Quelles options pour aider l’Ukraine ?
Plusieurs options ont été mentionnées pour financer les dépenses de l’Ukraine, qui montent à 135 milliards d’euro sur 2 ans selon une estimation de la Commission européenne :
- La première option serait des prêts volontaires à l’échelle nationale pour chaque membre de l’UE,
- La deuxième option serait un prêt commun à l’échelle de l’Union européenne,
- La troisième option, privilégiée par une majorité des membres de l’UE, serait l’utilisation des avoirs russes gelés stockés dans l’Union européenne.
Un prêt pour l’Ukraine
Pour la première option, les pays membres devraient se tourner vers les marchés financiers, ce qui serait un problème pour les pays possédant déjà un déficit national conséquent, comme la France ou l’Espagne, et cela aurait un impact fiscal immédiat puisque les pays devraient l’inclure dans leur balance économique et payer les intérêts de ce prêt.
Dans le cas du prêt commun, le montant serait proportionnel à l’importance économique de chaque pays, qui devraient là encore payer les intérêts de ce prêt. Si un ou plusieurs pays décidaient de ne pas participer à ce prêt commun, les autres pays seraient obligés de compenser. Mais cette option est pour l’instant assez limitée puisque l'emprunt à l’avantage d’un pays non membre de l’UE est actuellement interdit, il faudrait donc amender la législation, ce qui exige l’unanimité, et rend donc cette option encore moins viable à cause de l’opposition de la Hongrie à aider l’Ukraine.

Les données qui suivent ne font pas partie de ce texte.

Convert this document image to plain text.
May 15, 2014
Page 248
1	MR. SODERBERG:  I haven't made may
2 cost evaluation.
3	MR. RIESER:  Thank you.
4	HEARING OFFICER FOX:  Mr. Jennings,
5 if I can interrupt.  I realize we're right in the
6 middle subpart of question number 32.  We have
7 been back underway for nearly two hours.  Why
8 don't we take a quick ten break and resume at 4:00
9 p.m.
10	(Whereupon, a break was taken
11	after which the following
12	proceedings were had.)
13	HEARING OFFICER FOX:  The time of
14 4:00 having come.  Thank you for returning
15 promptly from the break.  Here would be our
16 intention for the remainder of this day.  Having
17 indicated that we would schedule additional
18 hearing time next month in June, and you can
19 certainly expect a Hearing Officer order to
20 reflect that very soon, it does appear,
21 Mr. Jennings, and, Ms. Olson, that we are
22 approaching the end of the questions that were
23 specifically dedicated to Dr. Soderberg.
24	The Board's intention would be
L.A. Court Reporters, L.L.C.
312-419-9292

L’utilisation des avoirs russes gelés
Lors du Conseil européen du 23 octobre, la question du financement de la guerre en Ukraine a été évoquée, et l’hypothèse qui a reçu le plus de soutien était l’utilisation des avoirs russes gelés. La majorité des avoirs russes gelés, 140 milliards d’euros, se trouvent chez Euroclear, un dépositaire central de titres en Belgique, ce qui serait donc suffisant pour financer l’Ukraine sur 2 ans. L’Union européenne ne pourrait légalement par confisquer cet argent, elle veut donc utiliser cet argent comme garantie pour un prêt à l'Ukraine : L’Ukraine n’aurait besoin de rembourser l’UE que si la Russie paye suffisamment de réparations à l’Ukraine. Si la Russie refuse de financer ces réparations, les avoirs restent gelés. Cependant, la Belgique a exprimé son désaccord à de nombreuses reprises par peur de représailles russes, la majorité des avoirs se trouvant en Belgique. Bart de Wever, le premier ministre belge, a donc demandé des garanties “juridiquement contraignantes, inconditionnelles, irrévocables” basées sur la richesse nationale des pays membres de l’Union européenne, afin que la Belgique ne se retrouve pas seule à supporter les possibles représailles russes. Ces garanties seraient cependant difficiles à obtenir aussi rapidement pour un grand nombre de pays, certains ayant besoin de l’accord de leur parlement, d’autant plus que ces garanties pourraient devoir être disponibles à vie, pour prévenir toute action légale de la Russie.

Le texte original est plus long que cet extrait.